Just when you thought it couldn't get any worse for the Crusaders, the defending champions proceeded to take their abysmal season to new depths against the Force in the worst of a series of poor performances in 2024.
In the battle of the cellar-dwellars, the Force and their ragtag assemblage of journeymen were too strong for the Crusaders, who galvanised their newfound reputation as one Super Rugby Pacific's easybeats with a display bereft of quality rugby.
The southerners continually coughed up possession, hamstrung themselves with penalties, and offered little more than a predictable, mono-dimensional offence the Force had little trouble containing.
It continued Rob Penney's miserable debut tenure as head coach, which he conceded had plummeted to a new low in Perth - although he remains upbeat.
"The performance was probably as bad as we've had," said Penney.
"The discipline and the errors are two things that we should be able to control. The staff are working really, really well.
"There's a lot of good stuff happening in behind the scenes, and I know it doesn't always appear that way when, we've had such a topsy turvy sort of performance and outcome.

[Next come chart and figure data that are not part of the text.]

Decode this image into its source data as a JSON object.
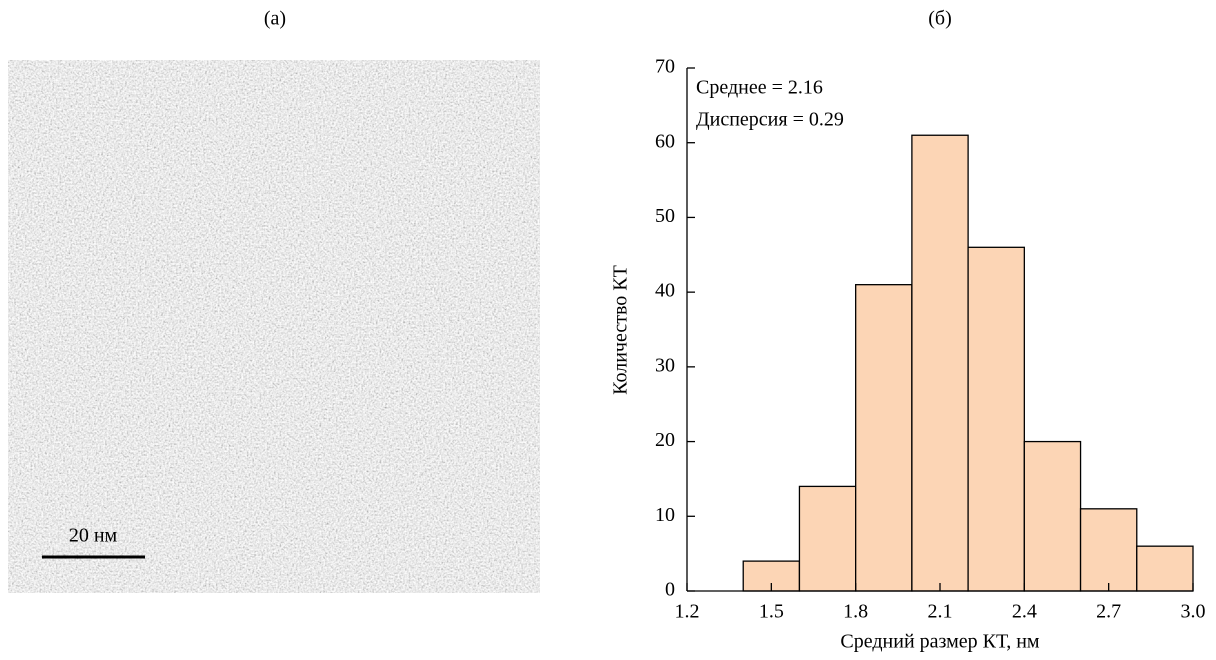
{
  "image_panel": {
    "label": "(a)",
    "scale_bar": "20 нм"
  },
  "chart_data": {
    "type": "histogram",
    "title": "(б)",
    "x_label": "Средний размер КТ, нм",
    "y_label": "Количество КТ",
    "annotations": [
      "Среднее = 2.16",
      "Дисперсия = 0.29"
    ],
    "bins": [
      1.4,
      1.6,
      1.8,
      2.0,
      2.2,
      2.4,
      2.6,
      2.8,
      3.0
    ],
    "values": [
      4,
      14,
      41,
      61,
      46,
      20,
      11,
      6
    ],
    "color": "#fcd5b5",
    "xlim": [
      1.2,
      3.0
    ],
    "xticks": [
      1.2,
      1.5,
      1.8,
      2.1,
      2.4,
      2.7,
      {
        "value": 3,
        "label": "3.0"
      }
    ],
    "ylim": [
      0,
      70
    ],
    "yticks": [
      0,
      10,
      20,
      30,
      40,
      50,
      60,
      70
    ]
  }
}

"But there's probably three of those games on reflection and possibly four that we could easily have won.
"Yes, we're one and seven. But it could have been slightly different. It's not. It's the reality."
Penney admits the burden of their woeful on-field efforts are starting to take their toll on the players, many of whom are inexperienced at this level due to the host of injury issues his squad is dealing with.
"The suggestion you're making around the pressure and confidence and all that, it obviously is affecting, I would suggest, some of our players in a negative way, which isn't good.
"The boys are trying. Yes, potentially, those sorts of external elements create pressure moments inside young mens' heads and I suspect there's a bit of that."
The results sees the Crusaders drop to the bottom of the ladder and five points shy of the final playoffs spot, with just a solitary win to their name in eight matches to date.
They finished Saturday's contest with a staggering 16 penalties conceded and 20 errors made, which Penney says prevented them ever genuinely entering the contest.
"We weren't good enough," he added. "We would ourselves in positions to be threatening and either give a penalty away or make an error.
"Just far too many of those controllables that we weren't able to control and we just keep releasing pressure."
With some help on the horizon in the near-fit Scott Barrett and David Havili, the Crusaders have six games remaining to try and resurrect some life from their campaign, starting against the Rebels in Christchurch on Friday.